Le phare des Mamelles
Lundi 22 septembre 2008
Je n’ai jamais été très doué pour reconnaître les lieux depuis la vue aérienne d’un avion. Mais là quand même… J’avais beau me tordre le coup depuis le hublot, cela m’a paru vraiment invraisemblable. Le phare des Mamelles, oui cela ressemblait fortement au phare des Mamelles ! Pourtant je le connaissais bien ce fier bâtiment tout en haut d’une colline au Nord Ouest de Dakar. Tout seul depuis ses hauteures, il semblait n’avoir besoin de personne pour protéger les navires. Pas une maison, pas un arbre, rien que du sable et de la poussière tout autour. Tout au plus acceptait il quelques rochers à ses côtés et une route pour se laisser accéder, mais cela semblait déjà l’importuner.

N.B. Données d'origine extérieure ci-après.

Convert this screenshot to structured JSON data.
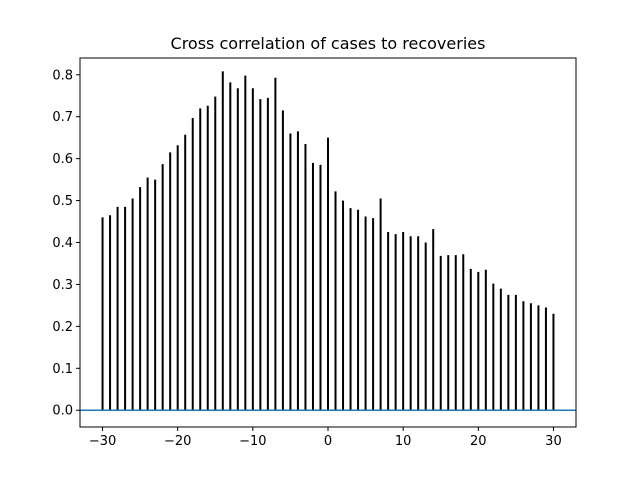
{
  "chart_data": {
    "type": "bar",
    "title": "Cross correlation of cases to recoveries",
    "xlabel": "",
    "ylabel": "",
    "xlim": [
      -33,
      33
    ],
    "ylim": [
      -0.04,
      0.84
    ],
    "grid": false,
    "x_ticks": [
      -30,
      -20,
      -10,
      0,
      10,
      20,
      30
    ],
    "y_ticks": [
      0.0,
      0.1,
      0.2,
      0.3,
      0.4,
      0.5,
      0.6,
      0.7,
      0.8
    ],
    "x_tick_labels": [
      "−30",
      "−20",
      "−10",
      "0",
      "10",
      "20",
      "30"
    ],
    "y_tick_labels": [
      "0.0",
      "0.1",
      "0.2",
      "0.3",
      "0.4",
      "0.5",
      "0.6",
      "0.7",
      "0.8"
    ],
    "lags": [
      -30,
      -29,
      -28,
      -27,
      -26,
      -25,
      -24,
      -23,
      -22,
      -21,
      -20,
      -19,
      -18,
      -17,
      -16,
      -15,
      -14,
      -13,
      -12,
      -11,
      -10,
      -9,
      -8,
      -7,
      -6,
      -5,
      -4,
      -3,
      -2,
      -1,
      0,
      1,
      2,
      3,
      4,
      5,
      6,
      7,
      8,
      9,
      10,
      11,
      12,
      13,
      14,
      15,
      16,
      17,
      18,
      19,
      20,
      21,
      22,
      23,
      24,
      25,
      26,
      27,
      28,
      29,
      30
    ],
    "values": [
      0.46,
      0.465,
      0.485,
      0.485,
      0.505,
      0.532,
      0.555,
      0.55,
      0.587,
      0.615,
      0.632,
      0.657,
      0.697,
      0.72,
      0.726,
      0.748,
      0.808,
      0.782,
      0.768,
      0.798,
      0.768,
      0.742,
      0.745,
      0.793,
      0.715,
      0.66,
      0.665,
      0.635,
      0.59,
      0.585,
      0.65,
      0.522,
      0.5,
      0.482,
      0.478,
      0.462,
      0.458,
      0.505,
      0.425,
      0.42,
      0.425,
      0.415,
      0.415,
      0.4,
      0.432,
      0.368,
      0.37,
      0.37,
      0.372,
      0.337,
      0.33,
      0.335,
      0.302,
      0.29,
      0.275,
      0.275,
      0.26,
      0.255,
      0.25,
      0.245,
      0.23
    ],
    "baseline_value": 0.0,
    "stem_color": "#000000",
    "baseline_color": "#1f77b4"
  }
}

Depuis la vitre arrière du taxi, cette fois-ci, la réalité ne saurait plus être distordue. Il s’agissait bien du phare des Mamelles ! Et je devais me rendre à l’évidence, c’était bien lui noyé dans tout cette verdure … Je l’avais quitté en juin fier et solitaire, je le retrouve aujourd’hui presque englouti sous un tapis de verdure. A peine trois mois hors de Dakar et il y ait des endroits que l’on ne saurait presque reconnaître. Le taximan ne pourrait concevoir ma surprise, je n’ai pas connu la période de l’hivernage, voilà tout ! Les mois d’été à Dakar sont parfois terribles. Un grand soleil se transforme en un rien de temps en un redoutable orage, les rues sablonneuses en marécages impraticables, les principaux axes routiers, déjà surchargés, explosent. Les dakarois les plus malchanceux doivent alors endurer jusqu’à dix heures d’embouteillage pour rentrer chez eux ! J’avais donc éviter l’enfer semble-t-il…
Pourtant, depuis la fenêtre de mon bureau, voilà une idée auquel je pourrai bien décider de tordre le coup. Une nouvelle coupure de courant, voilà trois heures. La température monte dans les couloirs mais désormais aucun climatiseur ne peut venir à notre rescousse. Il fait chaud ! Il fait très chaud ! Se lever de son bureau énergiquement, ranger des piles de dossiers, pire… monter des escaliers ! Autant d’opérations qui semblent devenir insupportables, étouffantes. Il suffit de s’adosser à une chaise pour coller définitivement sa chemise trempée sur ses omoplates, de mettre la ceinture de sécurité en voiture pour marquer son teeshirt d’une diagonale. Pourquoi partir en cure de saunât et hammam quand il suffit de traverser une rue piétonne avec un pas accéléré ?
Affalé sur mon lit et enfin détendu, la nuit tombe et je repense à mon phare des Mamelles. Dans le fond, il ne semble pas bien oppressé par tout ce parasitage autour de lui. Il n’ira sans doute pas s’agiter pour remettre de l’ordre dans tout ce chiendent et ce trèfle à vingt mille feuilles. Grand sage qu’il est, il se dit peut être qu’il suffira d’attendre tranquillement que les grosses chaleurs d’automne, doucement, effectuent ce labeur.